# Thornseat lodge



## tigger2013 (Mar 4, 2013)

Thornseat Lodge was originally built in 1855 as a shooting lodge for William Jessop steel maker. Thomas Jessop was born on 30 January 1804 at the family home in Blast Lane, Sheffield. The house was situated next to William Jessop’s works, the company, taking the name of the partners, being known as Mitchell, Raikes and Jessop. With expanding markets in the United States Thomas and his brothers joined the business in 1830 and just two years later the small crucible steelmakers became William Jessop & Sons.
It became a children’s home in the 1930′s and remained such up until the early 1980′s Since then it has become derelict.
Thornseat lodge was sold in the mid 80′s to a local businessman, Doug Hague who owns it then he is a successful local business man who had a haulage/digger hire firm for many years. he has diversified into land and property over the recent years. he also owns the old waterworks, the old school and house and Wilkin hill centre and numerous other buildings around Bradfield.




The front of the house with the famous herras fencing.




Remains of the kitchen with supports.




The floors have more holes than the immigration system.




just needs a spot of paint.




The cellar i didnt venture down as i like living and would require masks and hard hats for safety




Another staircase into the cellar yet again i didnt venture down.




The only remaining fireplace.


----------



## Silent Hill (Mar 4, 2013)

It seems Mr Hague needs to make some important decisions regarding his current buildings portfolio.

This place is getting very close to a near death experience now.


----------



## urban phantom (Mar 4, 2013)

Verry nice mate


----------



## Wakey Lad (Mar 4, 2013)

Such a waste of a stunning building - Not seen this posted in ages, good update


----------



## flyboys90 (Mar 4, 2013)

Its so sad to see buildings like this just becoming shells,great photos.


----------



## tigger2013 (Mar 4, 2013)

Silent Hill said:


> It seems Mr Hague needs to make some important decisions regarding his current buildings portfolio.
> 
> This place is getting very close to a near death experience now.

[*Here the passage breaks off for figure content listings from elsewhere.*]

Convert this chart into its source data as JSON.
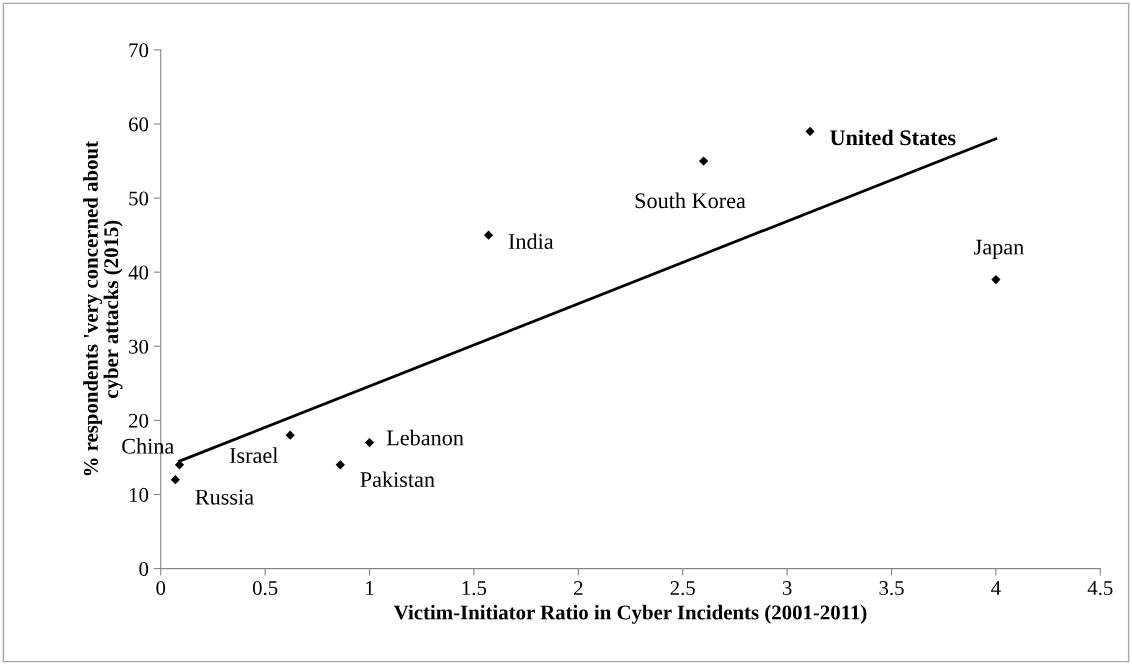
{
  "chart_data": {
    "type": "scatter",
    "xlabel": "Victim-Initiator Ratio in Cyber Incidents (2001-2011)",
    "ylabel": "% respondents 'very concerned about cyber attacks (2015)",
    "xlim": [
      0,
      4.5
    ],
    "xticks": [
      0,
      0.5,
      1,
      1.5,
      2,
      2.5,
      3,
      3.5,
      4,
      4.5
    ],
    "ylim": [
      0,
      70
    ],
    "yticks": [
      0,
      10,
      20,
      30,
      40,
      50,
      60,
      70
    ],
    "grid": false,
    "legend": false,
    "marker": "diamond",
    "series": [
      {
        "color": "#000000",
        "x": [
          0.09,
          0.07,
          0.62,
          0.86,
          1.0,
          1.57,
          2.6,
          3.11,
          4.0
        ],
        "values": [
          14,
          12,
          18,
          14,
          17,
          45,
          55,
          59,
          39
        ]
      },
      {
        "type": "line",
        "color": "#000000",
        "line_style": "solid",
        "marker": "none",
        "x": [
          0.09,
          4.0
        ],
        "values": [
          14.5,
          58
        ]
      }
    ],
    "annotations": [
      {
        "text": "China",
        "x": 0.09,
        "y": 14
      },
      {
        "text": "Russia",
        "x": 0.07,
        "y": 12
      },
      {
        "text": "Israel",
        "x": 0.62,
        "y": 18
      },
      {
        "text": "Pakistan",
        "x": 0.86,
        "y": 14
      },
      {
        "text": "Lebanon",
        "x": 1.0,
        "y": 17
      },
      {
        "text": "India",
        "x": 1.57,
        "y": 45
      },
      {
        "text": "South Korea",
        "x": 2.6,
        "y": 55
      },
      {
        "text": "United States",
        "x": 3.11,
        "y": 59
      },
      {
        "text": "Japan",
        "x": 4.0,
        "y": 39
      }
    ]
  }
}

The cellar was hence i didnt go down was speaking to someone outside the water works and she said that he doesnt seem bothered with them and buys them so he can say he owns them but windy bank has a sold sign on now and apparently the local council have said either do something with these places or sell.


----------



## HughieD (Mar 4, 2013)

Good but depressing set of pix. In the word of Ian Dury.."what a waste".


----------



## Gotenx (Mar 5, 2013)

The outside looks very promising, it's a shame to see the inside with little more than wreckage, although the fireplace is very interesting. Great post!


----------



## steve2109 (Mar 6, 2013)

Good stuff, intrigued by the cellar !


----------



## zeganjo (Mar 8, 2013)

I contacted various organisations about this property including the peak park and they replied thus:

I am writing with reference to your recent enquiry about the above property which is in a poor state of repair. I have checked our records and the building is not listed. The records also show that we have been approached by other people over the years who were concerned about the poor state of repair of the building and that in their view it was having a negative effect upon the character of the local area. Officers have investigated similar concerns on a number of occasions since 2001 and most recently at the end of 2009. We share these concerns and we have considered utilising S.215 of the Town and Country Planning Act 1990, which contains a provision which can require the landowner to properly maintain their land. This provision may only be used however where it appears that the area is adversely affected by the condition of that land. In this instance the site is fenced off and whist the building is in a poor state, its effect upon the area is not such that we are able to take formal action under the Act to resolve the matter in this way.

They say because it is fenced they can't do anything, well judging by the number of pictures people have posted online of the inside of this house it can't be a very good fence.

It is such a shame the owner of this gorgeous building doesn't seem to care about it, or if they do they should act to save it. 

If anyone has anymore info about this property or any ideas or concrete ways to help save it please post them. I am just one person but if enough people get involved perhaps change can happen.


----------